Miller is an experienced runner, something that she says helped her decide whether to complete the race. She told the Chicago Sun Tribune:
I got the OK from my doctor to run half, and my husband ran with me and supported me along the way. I ran half and walked half, that’s how I finished. Everybody just kind of stared as I’m running by. I know what I can handle. This is something I’ve been doing for a long time.
She added that she has been running throughout her pregnancy (she ran a marathon when she was four months pregnant, and completed a marathon when she was pregnant with her first son, too), so she was used to it. In fact, when contractions began during the race she said she didn’t think it was labor because she’d experienced contractions before as a pregnant runner. But when the race was over, she almost beelined for the hospital—except for a post-race snack:
The contractions became regular after we finished, so we stopped and grabbed a sandwich and then went to the hospital.
Her new daughter, June Audra, was born at 10:29pm in excellent physical condition. “She’s absolutely perfect,” Miller said. “We are extremely happy, but very tired.”

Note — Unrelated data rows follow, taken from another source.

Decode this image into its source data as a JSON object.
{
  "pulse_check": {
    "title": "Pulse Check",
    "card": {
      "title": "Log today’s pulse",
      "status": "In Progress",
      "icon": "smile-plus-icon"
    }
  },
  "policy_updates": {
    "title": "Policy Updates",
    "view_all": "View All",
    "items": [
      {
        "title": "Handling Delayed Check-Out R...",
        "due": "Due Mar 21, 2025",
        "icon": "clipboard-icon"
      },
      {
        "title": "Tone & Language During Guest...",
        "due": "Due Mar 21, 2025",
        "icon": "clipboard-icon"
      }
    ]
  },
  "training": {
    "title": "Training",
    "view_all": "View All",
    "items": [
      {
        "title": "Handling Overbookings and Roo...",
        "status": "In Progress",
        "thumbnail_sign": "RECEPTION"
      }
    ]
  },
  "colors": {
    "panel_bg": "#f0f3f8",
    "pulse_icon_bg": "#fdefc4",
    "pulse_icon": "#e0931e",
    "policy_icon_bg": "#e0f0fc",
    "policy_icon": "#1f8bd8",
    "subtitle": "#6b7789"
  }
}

While she says that she got mixed reactions from onlookers in the crowd, the recommendations for running while pregnant might surprise them: Most doctors allow women to continue physical exercise during pregnancy, including running, as long as no contraindications (like diabetes, a history of miscarriages, a multiple pregnancy, or heavy drinking or smoking) exist. According to Runner’s World:
Recent guidelines on exercise for pregnant women established by the American College of Obstetricians and Gynecologists recommend avoiding the supine position (lying on your back) after the first trimester while exercising, modifying the intensity of the exercise based on your symptoms, and not pushing to exhaustion.
And in fact, several studies point to the benefits of staying physically active while pregnant, for both mother and child. Of course, most women aren’t pushing through marathons and 39 weeks, but still: We think Miller’s decision to race should serve as a great inspiration to women who would otherwise think that pregnancy puts the kibosh on their favorite physical activities.